Другой проблемой была учеба. Хотя наша семья была раскулачена и дважды выселялась, я был воодушевлен идеями социализма, индустриализации страны. Решил стать инженером-энергетиком, чтобы воплощать в жизнь знаменитую ленинскую формулу: "Коммунизм есть советская власть плюс электрификация всей страны". Энергофак был в Свердловском индустриальном институте, но здесь мне, ясно, оставаться нельзя. В Москве большой конкурс. Податься в другой город — деньжат маловато. Да и как теперь установить контакт с сестрами? Ехать к ним в Кушву нельзя, арестуют.

Вот такой рой мыслей кружил в голове, к этим проблемам прибавится еще одно осложнение. Мои спутники, наконец, покушали, встали и кто-то обращаясь ко мне сказал:

 

- 75 -

— Ну, теперь пошли!

Я снялся с места, забыв, по-видимому, взять аттестат и пошел. По пути наш квартет растворился в большом городе. Кто-то зашел в кинотеатр "Совкино", в котором шла картина "Под крышами Парижа", кто-то поспешил домой. Я зашел, как это всегда делал, отправляясь из рабфака в общежитие, в гастроном на Ленина-Толмачева. Купил любимые две селедки Иваси, сто грамм сливочного масла, направился пешком. Постоял на городском пруду, останавливался около рекламных щитов, ища как бы ответы на свои головоломные вопросы.

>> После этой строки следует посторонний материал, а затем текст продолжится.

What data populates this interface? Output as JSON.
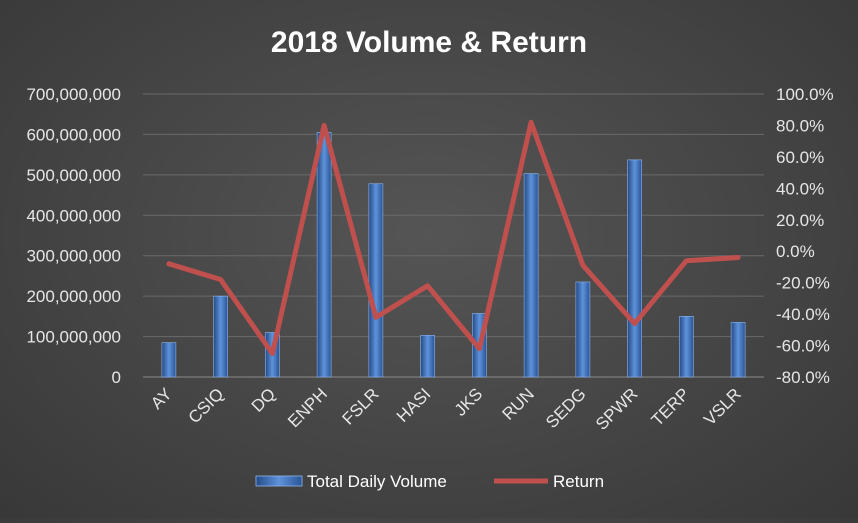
{
  "chart_data": {
    "type": "bar",
    "title": "2018 Volume & Return",
    "categories": [
      "AY",
      "CSIQ",
      "DQ",
      "ENPH",
      "FSLR",
      "HASI",
      "JKS",
      "RUN",
      "SEDG",
      "SPWR",
      "TERP",
      "VSLR"
    ],
    "series": [
      {
        "name": "Total Daily Volume",
        "type": "bar",
        "axis": "left",
        "color": "#3F74BF",
        "values": [
          85000000,
          200000000,
          110000000,
          605000000,
          478000000,
          103000000,
          157000000,
          503000000,
          235000000,
          537000000,
          150000000,
          135000000
        ]
      },
      {
        "name": "Return",
        "type": "line",
        "axis": "right",
        "color": "#C0504D",
        "values": [
          -0.08,
          -0.18,
          -0.65,
          0.8,
          -0.42,
          -0.22,
          -0.62,
          0.82,
          -0.09,
          -0.46,
          -0.06,
          -0.04
        ]
      }
    ],
    "ylim_left": [
      0,
      700000000
    ],
    "ylim_right": [
      -0.8,
      1.0
    ],
    "yticks_left": [
      "700,000,000",
      "600,000,000",
      "500,000,000",
      "400,000,000",
      "300,000,000",
      "200,000,000",
      "100,000,000",
      "0"
    ],
    "yticks_right": [
      "100.0%",
      "80.0%",
      "60.0%",
      "40.0%",
      "20.0%",
      "0.0%",
      "-20.0%",
      "-40.0%",
      "-60.0%",
      "-80.0%"
    ],
    "grid": true,
    "legend_position": "bottom",
    "colors": {
      "grid": "#6A6A6A",
      "text": "#FFFFFF",
      "axis_label": "#E6E6E6"
    }
  }
}
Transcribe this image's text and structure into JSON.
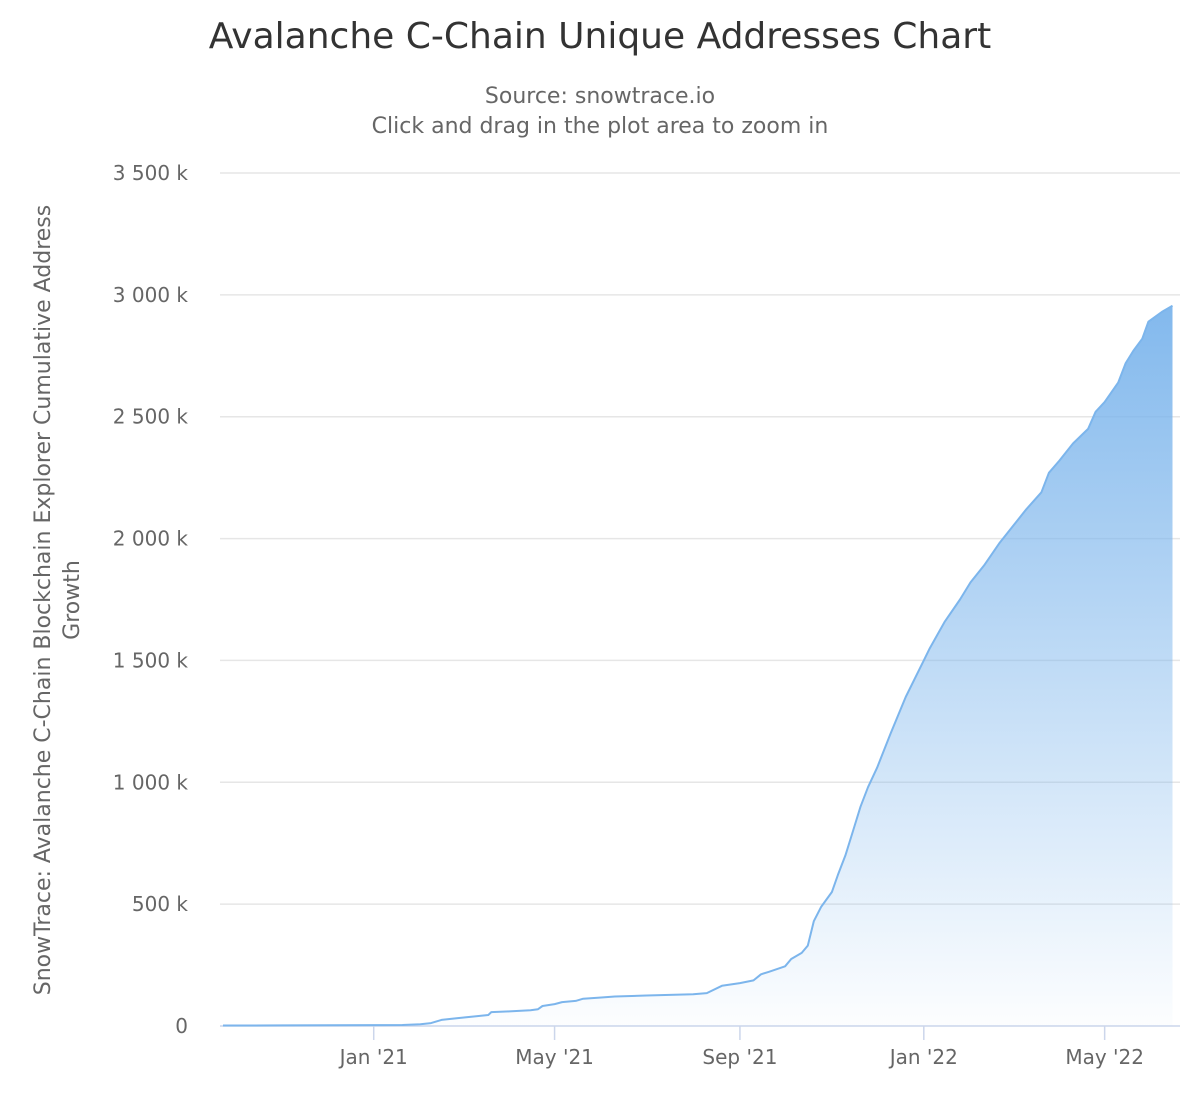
{
  "chart_data": {
    "type": "area",
    "title": "Avalanche C-Chain Unique Addresses Chart",
    "subtitle": "Source: snowtrace.io",
    "subtitle2": "Click and drag in the plot area to zoom in",
    "ylabel_line1": "SnowTrace: Avalanche C-Chain Blockchain Explorer Cumulative Address",
    "ylabel_line2": "Growth",
    "xlabel": "",
    "ylim": [
      0,
      3500000
    ],
    "xlim": [
      "2020-09-21",
      "2022-06-20"
    ],
    "grid": true,
    "legend": "none",
    "y_ticks": [
      {
        "value": 0,
        "label": "0"
      },
      {
        "value": 500000,
        "label": "500 k"
      },
      {
        "value": 1000000,
        "label": "1 000 k"
      },
      {
        "value": 1500000,
        "label": "1 500 k"
      },
      {
        "value": 2000000,
        "label": "2 000 k"
      },
      {
        "value": 2500000,
        "label": "2 500 k"
      },
      {
        "value": 3000000,
        "label": "3 000 k"
      },
      {
        "value": 3500000,
        "label": "3 500 k"
      }
    ],
    "x_ticks": [
      {
        "date": "2021-01-01",
        "label": "Jan '21"
      },
      {
        "date": "2021-05-01",
        "label": "May '21"
      },
      {
        "date": "2021-09-01",
        "label": "Sep '21"
      },
      {
        "date": "2022-01-01",
        "label": "Jan '22"
      },
      {
        "date": "2022-05-01",
        "label": "May '22"
      }
    ],
    "series": [
      {
        "color": "#7cb5ec",
        "points": [
          [
            "2020-09-23",
            2000
          ],
          [
            "2020-11-01",
            2500
          ],
          [
            "2020-12-01",
            3000
          ],
          [
            "2021-01-01",
            3500
          ],
          [
            "2021-01-20",
            4000
          ],
          [
            "2021-02-01",
            7000
          ],
          [
            "2021-02-08",
            12000
          ],
          [
            "2021-02-15",
            25000
          ],
          [
            "2021-02-25",
            32000
          ],
          [
            "2021-03-10",
            40000
          ],
          [
            "2021-03-18",
            45000
          ],
          [
            "2021-03-20",
            57000
          ],
          [
            "2021-04-01",
            60000
          ],
          [
            "2021-04-15",
            65000
          ],
          [
            "2021-04-20",
            69000
          ],
          [
            "2021-04-23",
            82000
          ],
          [
            "2021-05-01",
            90000
          ],
          [
            "2021-05-06",
            98000
          ],
          [
            "2021-05-15",
            103000
          ],
          [
            "2021-05-20",
            112000
          ],
          [
            "2021-06-01",
            117000
          ],
          [
            "2021-06-10",
            121000
          ],
          [
            "2021-07-01",
            125000
          ],
          [
            "2021-08-01",
            130000
          ],
          [
            "2021-08-10",
            135000
          ],
          [
            "2021-08-20",
            165000
          ],
          [
            "2021-09-01",
            176000
          ],
          [
            "2021-09-10",
            187000
          ],
          [
            "2021-09-15",
            212000
          ],
          [
            "2021-09-20",
            222000
          ],
          [
            "2021-10-01",
            245000
          ],
          [
            "2021-10-05",
            275000
          ],
          [
            "2021-10-12",
            300000
          ],
          [
            "2021-10-16",
            330000
          ],
          [
            "2021-10-20",
            430000
          ],
          [
            "2021-10-25",
            490000
          ],
          [
            "2021-11-01",
            550000
          ],
          [
            "2021-11-05",
            620000
          ],
          [
            "2021-11-10",
            700000
          ],
          [
            "2021-11-15",
            800000
          ],
          [
            "2021-11-20",
            900000
          ],
          [
            "2021-11-25",
            980000
          ],
          [
            "2021-12-01",
            1060000
          ],
          [
            "2021-12-10",
            1200000
          ],
          [
            "2021-12-20",
            1350000
          ],
          [
            "2022-01-01",
            1500000
          ],
          [
            "2022-01-05",
            1550000
          ],
          [
            "2022-01-15",
            1660000
          ],
          [
            "2022-01-25",
            1750000
          ],
          [
            "2022-02-01",
            1820000
          ],
          [
            "2022-02-10",
            1890000
          ],
          [
            "2022-02-20",
            1980000
          ],
          [
            "2022-03-01",
            2050000
          ],
          [
            "2022-03-10",
            2120000
          ],
          [
            "2022-03-20",
            2190000
          ],
          [
            "2022-03-25",
            2270000
          ],
          [
            "2022-04-01",
            2320000
          ],
          [
            "2022-04-10",
            2390000
          ],
          [
            "2022-04-20",
            2450000
          ],
          [
            "2022-04-25",
            2520000
          ],
          [
            "2022-05-01",
            2560000
          ],
          [
            "2022-05-10",
            2640000
          ],
          [
            "2022-05-15",
            2720000
          ],
          [
            "2022-05-20",
            2770000
          ],
          [
            "2022-05-26",
            2820000
          ],
          [
            "2022-05-30",
            2890000
          ],
          [
            "2022-06-08",
            2930000
          ],
          [
            "2022-06-15",
            2955000
          ]
        ]
      }
    ]
  }
}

В общежитие на Шейнкмана пришел часов в пять вечера. В комнате никого не было. Измученный в поисках выхода из создавшегося положения и не находя его, я лег и уснул. Вскоре вернулись и мои трое сожителей. Они зажгли свет и как всегда стали обмениваться мнениями, увиденным, впечатлениями дня. И конечно, заговорили об аттестатах. Как только это слово было произнесено, я резко поднял голову с подушки и закричал:

— Где мой аттестат? Нет аттестата!

— Ха- ха-ха, — раздалось в комнате. — Ты что, с ума что ли сошел?

Не обращая внимания на товарищей я полез в тумбочку. Здесь его не оказалось. Поискал в других местах и не нашел аттестат. Этот психологический акт, который вызвал смех товарищей, очевидно, можно объяснить тем, что в каком-то закоулке головы сохранилась информация о том, что аттестат я не принес домой, где-то его оставил. Подумал, что это произошло в столовой. На следующий день утром поспешил туда, но там сказали:

— Мы аттестат ваш не видели.

Пришлось обратиться к начальству рабфака, здесь мне выдали дубликат. Так было снято осложнение с аттестатом. Все остальные мои проблемы решили работники правоохранительных органов Ленинского района, арестовав меня на другой день после получения дубликата и переправив в так называемое КПЗ, расположенное ныне напротив центрального стадиона.